Berlusconi ha i numeri per governare, vuole farlo e lo ricorda anche al Colle
28 Febbraio 2011
Silvio Berlusconi ha i numeri per governare e vuole farlo. Alla Camera è riuscito a ribaltare il tavolo allargando a 320 deputati la base parlamentare che lo sostiene e al tempo stesso depotenziando il progetto terzopolista. Conferma la road map delle riforme per la fase due della legislatura sulle quali si gioca la faccia, i voti e il futuro del Pdl. Per questo non ci sta a farsi imbrigliare dai paletti che in questo momento vede come ostacoli lungo il cammino della maggioranza nella realizzazione del programma elettorale. E non senza qualche forzatura, ribadisce il concetto, ricondandolo in primis al Colle. Polemizza con Fini che replica dal salotto della Gruber secondo il clichè futurista.

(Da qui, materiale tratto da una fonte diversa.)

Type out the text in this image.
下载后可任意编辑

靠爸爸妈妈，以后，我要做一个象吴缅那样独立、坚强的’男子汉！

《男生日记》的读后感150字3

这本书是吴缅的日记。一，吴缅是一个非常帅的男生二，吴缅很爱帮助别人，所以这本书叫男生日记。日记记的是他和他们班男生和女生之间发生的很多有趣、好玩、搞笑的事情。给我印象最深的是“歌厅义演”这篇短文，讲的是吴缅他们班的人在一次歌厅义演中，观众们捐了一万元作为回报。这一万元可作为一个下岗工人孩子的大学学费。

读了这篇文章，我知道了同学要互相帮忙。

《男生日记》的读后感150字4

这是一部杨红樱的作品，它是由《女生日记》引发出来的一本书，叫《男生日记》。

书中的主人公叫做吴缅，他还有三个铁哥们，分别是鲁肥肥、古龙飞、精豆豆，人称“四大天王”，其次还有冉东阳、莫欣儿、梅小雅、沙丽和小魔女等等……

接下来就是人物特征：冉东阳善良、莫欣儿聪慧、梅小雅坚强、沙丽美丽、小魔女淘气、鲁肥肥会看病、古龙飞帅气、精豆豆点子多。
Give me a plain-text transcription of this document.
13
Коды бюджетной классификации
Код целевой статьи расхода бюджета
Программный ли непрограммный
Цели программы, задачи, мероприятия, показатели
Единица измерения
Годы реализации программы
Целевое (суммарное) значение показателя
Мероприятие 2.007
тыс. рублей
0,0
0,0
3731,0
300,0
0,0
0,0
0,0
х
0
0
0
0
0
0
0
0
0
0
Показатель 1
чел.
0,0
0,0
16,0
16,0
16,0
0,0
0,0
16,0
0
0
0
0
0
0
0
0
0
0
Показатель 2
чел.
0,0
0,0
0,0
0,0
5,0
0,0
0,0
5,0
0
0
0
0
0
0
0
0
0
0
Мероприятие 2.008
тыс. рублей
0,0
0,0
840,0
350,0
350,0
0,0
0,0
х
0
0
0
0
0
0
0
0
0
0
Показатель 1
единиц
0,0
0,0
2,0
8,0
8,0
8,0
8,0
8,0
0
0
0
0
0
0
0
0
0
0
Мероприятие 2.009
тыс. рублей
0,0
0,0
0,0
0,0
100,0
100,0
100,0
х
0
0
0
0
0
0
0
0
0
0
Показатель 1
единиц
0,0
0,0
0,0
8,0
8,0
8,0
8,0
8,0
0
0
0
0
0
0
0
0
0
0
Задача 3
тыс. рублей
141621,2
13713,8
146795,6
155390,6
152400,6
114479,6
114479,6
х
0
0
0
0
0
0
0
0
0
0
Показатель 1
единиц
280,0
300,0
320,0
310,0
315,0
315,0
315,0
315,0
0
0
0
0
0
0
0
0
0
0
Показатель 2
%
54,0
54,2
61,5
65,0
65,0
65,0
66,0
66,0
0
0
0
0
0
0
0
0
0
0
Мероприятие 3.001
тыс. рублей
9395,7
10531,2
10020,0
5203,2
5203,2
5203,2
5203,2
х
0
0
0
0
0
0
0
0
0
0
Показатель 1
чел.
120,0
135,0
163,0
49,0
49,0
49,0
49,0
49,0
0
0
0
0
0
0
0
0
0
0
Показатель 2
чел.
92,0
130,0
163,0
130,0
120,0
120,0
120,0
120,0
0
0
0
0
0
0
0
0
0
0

I tredici uomini del presidente Napolitano sono una squadra, uno staff che “interviene puntigliosamente su tutto”. Nella sua giornata milanese il premier torna a puntare il dito contro i numerosi freni che rallentano l’attività legislativa e quella dell’esecutivo, ma anche sui paletti previsti alla Costituzione e sugli ‘interventi esterni’. Lo spiega con un esempio: quando il ‘governo decide di fare una legge, questa prima deve passare” dal Colle e dal vaglio “di tutto l’enorme staff che circonda” Napolitano. Se al capo dello Stato e al suo staff la legge “non piace, questa torna in Parlamento. E se non piace ai giudici la impugnano e la portano alla Corte Costituzionale che la abroga”.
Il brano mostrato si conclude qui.